Poemas de Pedro Marques

Leia três poemas de Pedro Marques
01/01/2013

Eu fundei este mundo de departamentos e amebas
No início era alugado, mandei religar a luz

Desenhei cada processo, cada espécie da empresa,
destino por destino na minha folha de pagamento

Soprei em todos os narizes as crenças e valores
desta máquina que fiz crescer em espiral

Conheço cada pico, cada fossa do empreendimento

Criei à minha semelhança cada líder
— da costela do macaco, a raça dos comandados

Cada formiga sob meus olhos multiplicados,
fiadas na promessa de dirigir este estado de coisas

Meu espírito paira sobre os desígnios, metas e crachás,
o curral de reserva ora lá fora pelo subemprego

Sacerdotes e colaboradores lapidam meu verbo,
todos rezam pelo bem da companhia

Eu sou o Arquiteto, o CEO, o Sinhô da organização
O Rei e seus bobos medrosos da demissão, do Juízo Final

Se o Mercado é por nós, quem será contra nós?

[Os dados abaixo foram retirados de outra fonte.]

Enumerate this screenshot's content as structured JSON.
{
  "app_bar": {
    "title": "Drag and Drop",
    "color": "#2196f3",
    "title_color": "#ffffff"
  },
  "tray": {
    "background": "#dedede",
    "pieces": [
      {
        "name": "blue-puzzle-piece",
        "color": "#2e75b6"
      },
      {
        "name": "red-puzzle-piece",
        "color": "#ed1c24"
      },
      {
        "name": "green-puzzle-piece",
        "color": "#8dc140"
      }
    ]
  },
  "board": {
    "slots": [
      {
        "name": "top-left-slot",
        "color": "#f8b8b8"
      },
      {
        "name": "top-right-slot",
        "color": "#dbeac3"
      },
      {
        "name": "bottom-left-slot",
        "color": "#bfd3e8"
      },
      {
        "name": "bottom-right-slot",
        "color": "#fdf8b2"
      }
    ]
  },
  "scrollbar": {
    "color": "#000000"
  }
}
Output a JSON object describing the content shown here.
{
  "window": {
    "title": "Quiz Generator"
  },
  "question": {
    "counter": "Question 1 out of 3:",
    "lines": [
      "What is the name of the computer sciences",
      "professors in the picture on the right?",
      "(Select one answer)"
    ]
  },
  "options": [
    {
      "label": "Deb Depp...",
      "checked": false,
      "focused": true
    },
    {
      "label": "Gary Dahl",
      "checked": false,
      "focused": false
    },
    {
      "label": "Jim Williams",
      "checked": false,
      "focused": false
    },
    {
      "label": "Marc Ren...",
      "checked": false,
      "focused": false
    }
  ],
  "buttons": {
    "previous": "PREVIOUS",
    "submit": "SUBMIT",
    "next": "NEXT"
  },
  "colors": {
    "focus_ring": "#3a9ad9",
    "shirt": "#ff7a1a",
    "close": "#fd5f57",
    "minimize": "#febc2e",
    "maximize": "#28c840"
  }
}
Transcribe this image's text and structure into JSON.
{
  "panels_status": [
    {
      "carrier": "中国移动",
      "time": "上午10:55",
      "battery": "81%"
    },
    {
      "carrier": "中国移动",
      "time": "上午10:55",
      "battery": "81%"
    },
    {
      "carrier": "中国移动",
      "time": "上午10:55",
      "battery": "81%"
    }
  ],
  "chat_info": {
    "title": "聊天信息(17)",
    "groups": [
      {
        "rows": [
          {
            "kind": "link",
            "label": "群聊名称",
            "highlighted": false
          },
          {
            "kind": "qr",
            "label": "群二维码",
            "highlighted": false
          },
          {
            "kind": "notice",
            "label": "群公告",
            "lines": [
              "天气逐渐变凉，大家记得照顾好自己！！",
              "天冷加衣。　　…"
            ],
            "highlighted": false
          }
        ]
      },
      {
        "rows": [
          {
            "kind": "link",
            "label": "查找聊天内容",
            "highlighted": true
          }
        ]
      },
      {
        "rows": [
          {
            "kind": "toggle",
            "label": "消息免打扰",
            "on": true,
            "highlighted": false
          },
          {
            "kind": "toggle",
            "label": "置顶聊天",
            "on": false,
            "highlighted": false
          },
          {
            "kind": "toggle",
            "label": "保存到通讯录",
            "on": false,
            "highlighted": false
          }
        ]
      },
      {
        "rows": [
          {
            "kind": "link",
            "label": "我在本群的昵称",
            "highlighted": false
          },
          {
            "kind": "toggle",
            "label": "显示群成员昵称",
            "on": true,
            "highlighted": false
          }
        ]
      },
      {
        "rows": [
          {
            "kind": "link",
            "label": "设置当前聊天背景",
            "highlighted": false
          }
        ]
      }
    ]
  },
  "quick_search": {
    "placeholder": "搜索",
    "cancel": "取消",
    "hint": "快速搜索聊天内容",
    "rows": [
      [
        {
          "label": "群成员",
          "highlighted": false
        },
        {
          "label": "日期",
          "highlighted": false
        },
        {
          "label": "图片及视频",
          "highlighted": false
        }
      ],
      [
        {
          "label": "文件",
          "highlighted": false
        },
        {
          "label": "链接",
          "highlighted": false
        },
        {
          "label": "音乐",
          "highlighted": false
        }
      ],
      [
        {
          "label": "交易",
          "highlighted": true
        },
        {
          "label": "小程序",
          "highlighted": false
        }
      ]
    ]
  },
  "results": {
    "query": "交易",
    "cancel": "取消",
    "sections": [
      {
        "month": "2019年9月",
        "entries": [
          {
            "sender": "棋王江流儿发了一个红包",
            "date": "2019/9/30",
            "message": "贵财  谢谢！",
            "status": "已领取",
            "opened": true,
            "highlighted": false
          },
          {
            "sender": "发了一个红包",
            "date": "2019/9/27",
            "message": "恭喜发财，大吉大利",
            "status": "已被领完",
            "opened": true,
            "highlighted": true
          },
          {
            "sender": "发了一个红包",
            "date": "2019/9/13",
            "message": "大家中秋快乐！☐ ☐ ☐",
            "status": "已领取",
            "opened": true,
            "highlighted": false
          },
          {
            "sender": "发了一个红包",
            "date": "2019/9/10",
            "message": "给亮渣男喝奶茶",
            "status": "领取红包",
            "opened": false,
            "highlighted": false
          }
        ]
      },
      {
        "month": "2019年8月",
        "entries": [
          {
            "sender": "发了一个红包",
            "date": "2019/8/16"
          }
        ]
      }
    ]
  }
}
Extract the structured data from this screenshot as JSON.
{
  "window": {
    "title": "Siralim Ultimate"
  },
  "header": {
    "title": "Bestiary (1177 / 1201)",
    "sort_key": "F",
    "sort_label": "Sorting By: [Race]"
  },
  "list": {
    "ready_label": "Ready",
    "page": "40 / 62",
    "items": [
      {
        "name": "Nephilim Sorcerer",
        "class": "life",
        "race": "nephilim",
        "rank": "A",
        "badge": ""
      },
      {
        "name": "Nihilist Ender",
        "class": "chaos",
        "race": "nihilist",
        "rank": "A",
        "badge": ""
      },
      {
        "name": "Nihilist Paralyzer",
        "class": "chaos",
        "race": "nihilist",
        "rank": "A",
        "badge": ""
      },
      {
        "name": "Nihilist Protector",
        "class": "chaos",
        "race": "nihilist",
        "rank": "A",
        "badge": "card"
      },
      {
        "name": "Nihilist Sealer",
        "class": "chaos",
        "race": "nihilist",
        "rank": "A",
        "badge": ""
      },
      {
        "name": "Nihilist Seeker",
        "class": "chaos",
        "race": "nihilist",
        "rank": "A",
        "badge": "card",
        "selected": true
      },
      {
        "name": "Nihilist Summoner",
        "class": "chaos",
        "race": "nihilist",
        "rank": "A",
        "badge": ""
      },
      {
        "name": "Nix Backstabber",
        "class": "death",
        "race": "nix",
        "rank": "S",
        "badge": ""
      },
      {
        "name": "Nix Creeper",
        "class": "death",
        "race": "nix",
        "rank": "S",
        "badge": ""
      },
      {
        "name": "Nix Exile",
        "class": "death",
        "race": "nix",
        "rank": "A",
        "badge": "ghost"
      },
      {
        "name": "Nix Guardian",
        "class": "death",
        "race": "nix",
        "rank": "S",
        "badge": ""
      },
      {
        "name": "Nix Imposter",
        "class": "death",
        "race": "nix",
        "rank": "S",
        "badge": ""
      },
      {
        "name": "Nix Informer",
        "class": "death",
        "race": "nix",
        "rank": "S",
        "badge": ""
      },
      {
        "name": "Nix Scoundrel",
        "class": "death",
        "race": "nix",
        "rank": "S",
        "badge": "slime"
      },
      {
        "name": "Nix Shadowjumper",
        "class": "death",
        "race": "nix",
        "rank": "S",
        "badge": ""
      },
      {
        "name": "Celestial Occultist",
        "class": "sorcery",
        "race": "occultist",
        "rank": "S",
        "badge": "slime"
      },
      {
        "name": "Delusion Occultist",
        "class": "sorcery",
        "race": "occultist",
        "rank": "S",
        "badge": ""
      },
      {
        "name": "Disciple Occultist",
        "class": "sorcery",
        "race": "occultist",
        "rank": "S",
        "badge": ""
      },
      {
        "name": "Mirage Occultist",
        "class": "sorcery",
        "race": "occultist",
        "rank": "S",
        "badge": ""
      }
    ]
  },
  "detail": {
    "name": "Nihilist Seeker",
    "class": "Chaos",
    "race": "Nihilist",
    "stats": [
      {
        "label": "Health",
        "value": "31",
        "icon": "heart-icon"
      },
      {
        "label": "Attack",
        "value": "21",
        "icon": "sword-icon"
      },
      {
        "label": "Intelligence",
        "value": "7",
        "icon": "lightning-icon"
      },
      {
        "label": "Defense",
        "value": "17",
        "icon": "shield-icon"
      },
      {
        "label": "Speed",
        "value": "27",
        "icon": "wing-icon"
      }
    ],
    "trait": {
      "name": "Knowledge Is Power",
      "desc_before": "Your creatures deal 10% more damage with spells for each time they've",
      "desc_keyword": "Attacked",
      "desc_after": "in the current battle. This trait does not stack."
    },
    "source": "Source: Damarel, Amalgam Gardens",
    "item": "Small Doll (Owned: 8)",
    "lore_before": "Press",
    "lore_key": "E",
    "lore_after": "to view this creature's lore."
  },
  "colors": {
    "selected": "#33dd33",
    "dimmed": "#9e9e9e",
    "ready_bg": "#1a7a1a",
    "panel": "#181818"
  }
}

Contemplo as ações subirem da minha obra,
confronto a concorrência, camuflo perdas

Bônus tem que chover na conta do investidor,
tem que pingar na mão do operacional

Deito a consciência na responsabilidade social

Pergunto ao moço do café: “E a vida?”
Ele também é filho do Diabo

A loção salta do frasco de vidro francês
made in Argel,
bate no bigode americano
made in Mexico,
rebate no espelho indiano
e a limpeza ricocheteia
no porcelanato italiano
até repousar no travesseiro
de gansos do Rio Danúbio
em que dorme o ganhador do Nobel

Esse locus amoenus flutua ao som de Mozart
em cruzeiros, resorts e mansões
habitado por gente da grana,
limpo por escravos de Governador Valadares
que choram notícias para as mães
em smartphones falsificados na China

•••

Basta o casal cruzar o meu caminho,
para os corpos jogarem o fogo ao gelo

A mão que vinha audaz não fala mais
e uma língua se esconde noutra boca

Não corro atrás de rango nem de verbo,
sou tipo um Jesus Cristo retornável

Pois não: dou de louquinho e passo reto,
refugiado que sou do global market

Diz bem quem diz que beijo faz milagre:
pra mim, é um espantalho de mendigo

•••

Dom Auau deita e rola e acorda
e se espreguiça em casinha própria

E revira o pote de água tratada
e regurgita a ração balanceada

Cercado de criados e atenção,
às vezes se deita num spleen

Meio humana meio dondoca, sua dor
não encara fila em Pronto Socorro

Nada que uma cagada na praça,
onde dormem os sem maloca,

não cure

•••

Entrada do Éden Supermercado,
o sujo na paisagem

Professor anulado resiste
a ensinar o outro

“Aqui é pra incapaz físico, não mental”
“Menino, assim vovó entorta as costas”

Me mando do “super”
matando a gelada no bico

No seu posto, o irmão mais útil
que o sorriso do vereador

Numa seca que o dia todo não choveu
moeda na sua mão

Dessemelhante do gafanhoto consumidor,
mestre sem apóstolos

“Miguinho, empresta um gole desse mel?”

“Psor, desci a derradeira gota d’ouro”

Pedro Marques

É poeta, músico, professor e ensaísta, doutor em Teoria e História Literária pela UNICAMP e editor do site Poesia à mão. É autor dos poemas de Clusters, do ensaio Manuel Bandeira e a música e organizador de Antologia da poesia parnasiana brasileira e de Olegário Mariano — Série essencial.